Кэтрин осталась в комнате наедине со своими сожалениями о том, что упустила прекрасную возможность поговорить с Оливером о любви. Почему, когда в душе нет любви, человека влечет к любовной поэзии? Возможность заполнить пустоту? Или потребность? Она бегло пролистала томик стихов, который до ее прихода читал Оливер. Действительно, ничего похожего на сонеты Петрарки, заключила Кэтрин, поставила томик на полку и вышла из библиотеки, предварительно выключив свет.
Это случилось в пятницу около пяти часов вечера, когда они вернулись в дом после дневной прогулки.

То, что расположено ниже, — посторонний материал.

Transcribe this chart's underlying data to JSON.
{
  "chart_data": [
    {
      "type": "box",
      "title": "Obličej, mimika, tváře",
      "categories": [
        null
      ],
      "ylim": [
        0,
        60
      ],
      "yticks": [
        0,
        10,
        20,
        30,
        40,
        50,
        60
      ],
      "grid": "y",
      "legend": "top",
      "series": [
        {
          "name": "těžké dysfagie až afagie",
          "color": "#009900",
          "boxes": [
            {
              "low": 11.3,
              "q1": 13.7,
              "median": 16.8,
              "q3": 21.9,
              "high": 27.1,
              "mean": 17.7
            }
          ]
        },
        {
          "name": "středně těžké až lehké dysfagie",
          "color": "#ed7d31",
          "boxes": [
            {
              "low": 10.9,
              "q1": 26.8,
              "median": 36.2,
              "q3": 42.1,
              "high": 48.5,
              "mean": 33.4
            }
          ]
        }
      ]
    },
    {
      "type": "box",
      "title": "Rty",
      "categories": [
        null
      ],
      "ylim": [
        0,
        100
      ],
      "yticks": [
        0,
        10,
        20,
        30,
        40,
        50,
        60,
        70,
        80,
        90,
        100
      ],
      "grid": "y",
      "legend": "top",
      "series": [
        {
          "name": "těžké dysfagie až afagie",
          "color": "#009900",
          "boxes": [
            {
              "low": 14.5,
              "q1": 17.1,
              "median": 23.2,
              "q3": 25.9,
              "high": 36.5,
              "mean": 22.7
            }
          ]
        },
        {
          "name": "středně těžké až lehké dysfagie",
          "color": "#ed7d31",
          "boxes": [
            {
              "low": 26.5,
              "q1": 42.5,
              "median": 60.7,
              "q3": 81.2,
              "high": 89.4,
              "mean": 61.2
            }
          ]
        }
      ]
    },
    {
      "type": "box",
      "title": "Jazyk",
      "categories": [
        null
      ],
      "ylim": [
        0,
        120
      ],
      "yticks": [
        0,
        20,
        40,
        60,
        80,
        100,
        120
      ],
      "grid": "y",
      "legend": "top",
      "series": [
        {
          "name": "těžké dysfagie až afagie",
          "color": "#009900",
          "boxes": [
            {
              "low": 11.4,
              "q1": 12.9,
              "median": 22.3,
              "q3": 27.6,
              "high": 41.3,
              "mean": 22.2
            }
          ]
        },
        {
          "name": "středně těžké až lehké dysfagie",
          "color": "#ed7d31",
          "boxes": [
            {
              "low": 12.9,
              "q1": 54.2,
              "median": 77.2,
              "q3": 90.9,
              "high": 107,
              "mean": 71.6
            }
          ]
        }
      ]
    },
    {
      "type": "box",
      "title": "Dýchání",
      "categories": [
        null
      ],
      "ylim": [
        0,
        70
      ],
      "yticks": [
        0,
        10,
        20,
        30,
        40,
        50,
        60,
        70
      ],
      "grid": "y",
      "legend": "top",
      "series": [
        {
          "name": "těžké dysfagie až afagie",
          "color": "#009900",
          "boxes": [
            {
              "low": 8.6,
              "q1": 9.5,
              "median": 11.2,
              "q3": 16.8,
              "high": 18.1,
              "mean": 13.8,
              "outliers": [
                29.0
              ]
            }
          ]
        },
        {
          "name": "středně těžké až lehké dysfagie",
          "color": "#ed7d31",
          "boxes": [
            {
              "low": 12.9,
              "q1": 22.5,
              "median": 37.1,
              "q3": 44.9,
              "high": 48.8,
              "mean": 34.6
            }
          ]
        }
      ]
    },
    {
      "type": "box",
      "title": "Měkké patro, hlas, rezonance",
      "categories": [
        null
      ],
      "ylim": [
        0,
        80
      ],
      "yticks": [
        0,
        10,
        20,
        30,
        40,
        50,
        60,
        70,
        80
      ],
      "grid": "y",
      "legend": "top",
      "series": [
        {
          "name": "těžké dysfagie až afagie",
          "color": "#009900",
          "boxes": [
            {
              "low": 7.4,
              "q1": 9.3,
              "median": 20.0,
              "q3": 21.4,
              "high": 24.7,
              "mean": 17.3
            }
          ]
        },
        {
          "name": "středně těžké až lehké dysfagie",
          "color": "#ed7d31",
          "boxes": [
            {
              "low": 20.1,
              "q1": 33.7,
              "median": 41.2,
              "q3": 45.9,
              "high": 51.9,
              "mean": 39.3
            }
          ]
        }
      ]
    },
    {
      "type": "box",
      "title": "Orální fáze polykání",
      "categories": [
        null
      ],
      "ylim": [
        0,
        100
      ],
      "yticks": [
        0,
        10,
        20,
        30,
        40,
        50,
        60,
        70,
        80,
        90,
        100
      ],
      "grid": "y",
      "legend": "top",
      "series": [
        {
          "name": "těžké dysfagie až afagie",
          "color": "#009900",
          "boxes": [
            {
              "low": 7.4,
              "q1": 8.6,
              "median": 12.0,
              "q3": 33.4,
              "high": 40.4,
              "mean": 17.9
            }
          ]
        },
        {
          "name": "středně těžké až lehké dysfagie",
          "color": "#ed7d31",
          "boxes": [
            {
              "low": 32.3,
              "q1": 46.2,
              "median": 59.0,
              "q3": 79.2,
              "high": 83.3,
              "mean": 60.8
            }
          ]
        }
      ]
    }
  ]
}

Кэтрин находилась в кухне, где собиралась приготовить чай. Оливер заглянул туда и спросил, где накрывать чайный стол, в гостиной или на террасе. С некоторых пор он старался помогать ей по дому, когда не было прислуги.
– Где хочешь. Сегодня теплый вечер, можно и на террасе, – откликнулась Кэтрин, не оборачиваясь.
Она стояла перед большим старинным буфетом, держась поднятыми вверх руками за распахнутые дверцы верхней полки. На ней выстроились в ряд красивые стеклянные чайницы, заполненные разными сортами чая. Каждый день Кэтрин по настроению выбирала тот или иной сорт. Сам процесс заваривания чая носил у нее характер священнодействия.
Что в этой картине поразило Оливера, он и сам вначале не понял. Я уже когда-то видел все это! – вдруг мелькнуло у него в голове. А в следующую секунду он вспомнил!
«Какой чай ты предпочитаешь?» – спросила тогда Кэтрин, стоя в точно такой же позе перед массивным буфетом темного дерева.
Оливер подошел ближе. Да, тогда он стоял прямо за ее спиной. Потом обнял ее. Его бросило в жар. Он желал ее тогда так, как никого прежде. Он вспомнил и то, что последовало дальше. Неожиданно обретенная память с нарастающей скоростью воскрешала в его голове картины прошлого, вызывая острую головную боль. Давно у него не было такого сильного приступа. Боль ослепляла его. Он продолжал стоять за спиной Кэтрин, не решаясь двинуться с места. Почувствовав наконец его присутствие, она обернулась и едва сдержала крик. Бледный как полотно, Оливер смотрел на нее невидящим взглядом. Зрачки его глаз были расширены настолько, что глаза казались черными.
– Тебе плохо?
– Голова, – процедил сквозь зубы Оливер и пошатнулся.
Кэтрин обхватила его обеими руками и медленно, шаг за шагом, довела до спальни.
Боль бушевала в голове как пожар, и Оливер крепче стискивал зубы, чтобы не застонать и не уйти в спасительное беспамятство. Кэтрин помогла ему лечь, расстегнула верхние пуговицы рубашки и хотела ослабить ремень брюк. Ему казалось, что ее прикосновения только усиливают боль.
– Оставь, я сам могу это сделать, – с трудом произнес он и резко оттолкнул ее дрожащие руки.
Испуганная Кэтрин побежала звонить в клинику и через полчаса оттуда приехала медсестра, чтобы сделать обезболивающий укол. После укола Оливер погрузился в глубокий сон. Кэтрин в течение вечера несколько раз заходила к нему, прислушиваясь к его дыханию. Новый приступ подорвал ее веру в полное выздоровление Оливера. Однако, сравнивая нынешнего Оливера с тем, каким он был до катастрофы, она ловила себя на мысли почти кощунственной, что этот больной, страдающий Оливер ей ближе и дороже того, прежнего, высокомерного Оливера Уинстона. Изредка она даже задавалась вопросом: если он поправится и вновь станет властным, постоянно диктующим ей свои условия любовником, сможет ли она продолжать с ним отношения?